Han ha deciso di incontrarsi in uno dei locali occupati a San Sebastián de los Reyes, centro nevralgico delle sue operazioni, “bere e ascoltare musica che canta selvaggiamente testi di gruppi come Estirpe Imperial: ‘Siamo già ubriachi, comincio a notarlo, e il nostro istinto aggressivo comincia a emergere, cercheremo risse ovunque città e quando saremo stanchi torneremo al bar'” . “Sì. È arrivato il momento. E questa volta è toccato a loro, ai froci, a quelli che si autodefiniscono collettivo LGTBI…”, dice l’autore, ricreando l’aggressione omofobica per la quale Pastor è stato ammesso al centro.

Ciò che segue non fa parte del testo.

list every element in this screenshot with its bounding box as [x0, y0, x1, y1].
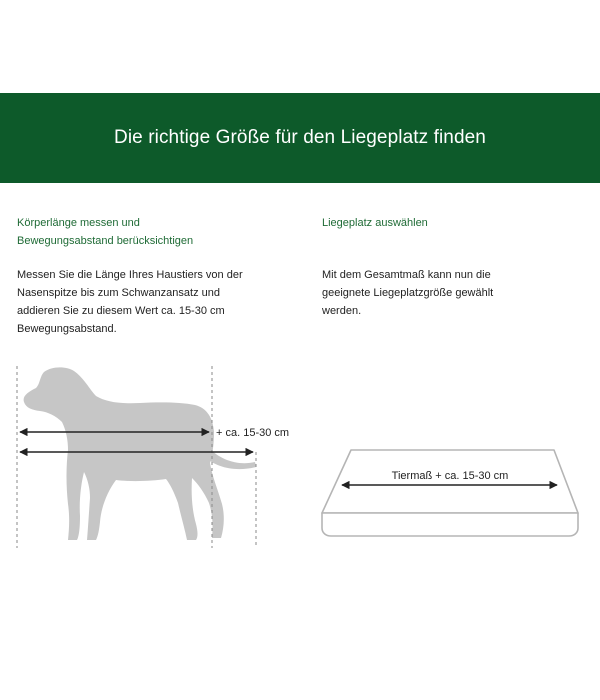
body-line: werden.	[322, 305, 362, 317]
body-line: geeignete Liegeplatzgröße gewählt	[322, 287, 494, 299]
page-title: Die richtige Größe für den Liegeplatz finden	[114, 127, 486, 148]
dog-silhouette-icon	[24, 367, 256, 540]
heading-line: Körperlänge messen und	[17, 217, 140, 229]
body-line: Messen Sie die Länge Ihres Haustiers von der	[17, 269, 243, 281]
dog-measure-label: + ca. 15-30 cm	[216, 427, 290, 439]
body-line: addieren Sie zu diesem Wert ca. 15-30 cm	[17, 305, 225, 317]
body-line: Bewegungsabstand.	[17, 323, 117, 335]
body-line: Mit dem Gesamtmaß kann nun die	[322, 269, 491, 281]
body-line: Nasenspitze bis zum Schwanzansatz und	[17, 287, 220, 299]
bed-measure-label: Tiermaß + ca. 15-30 cm	[391, 470, 509, 482]
dog-bed-icon	[322, 450, 578, 536]
heading-line: Bewegungsabstand berücksichtigen	[17, 235, 194, 247]
heading-line: Liegeplatz auswählen	[322, 217, 428, 229]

Manjón ha tenuto un corso di educazione ai valori per i minori del centro e, per quanto riguarda gli aneddoti con Kevin Pastor, ricorda soprattutto una seduta in cui guardavano un documentario sulla BBC sull’Olocausto. «Tutti i ragazzi sono rimasti molto scioccati dalle immagini dei campi di concentramento, ma non provava alcuna empatiaero convinto che fosse tutto una bugia”, ha ricordato l’autore in dichiarazioni a Paese. Era, ha detto, così coinvolto negli ambienti di estrema destra che ha persino cercato di istruire i suoi colleghi. “Ha sempre ricoperto il ruolo di leader”sottolinea.

Resa dei conti

Oggi quel minorenne che stava scontando una pena per aver perpetrato un’aggressione nei tuoi confronti è indagato per un delitto di sangue. La Polizia Nazionale ritiene che l’ipotesi principale dell’omicidio di Borja Villacís sia il regolamento di conti per traffico di droga. Soprattutto a causa dei legami che la maggior parte delle persone coinvolte aveva con il traffico di droga. I testimoni con cui hanno parlato gli inquirenti, invece, sostengono che si fossero accordati per colpirsi a vicenda. Un estremo al quale gli agenti danno poco peso viste le modalità dell’incontro e la superiorità numerica del gruppo in cui si trovava Villacís: sei persone e quattro auto. “Si erano organizzati per risolvere una questione di droga o per avvisare il clan familiare, ma tutto è andato storto”sottolineano.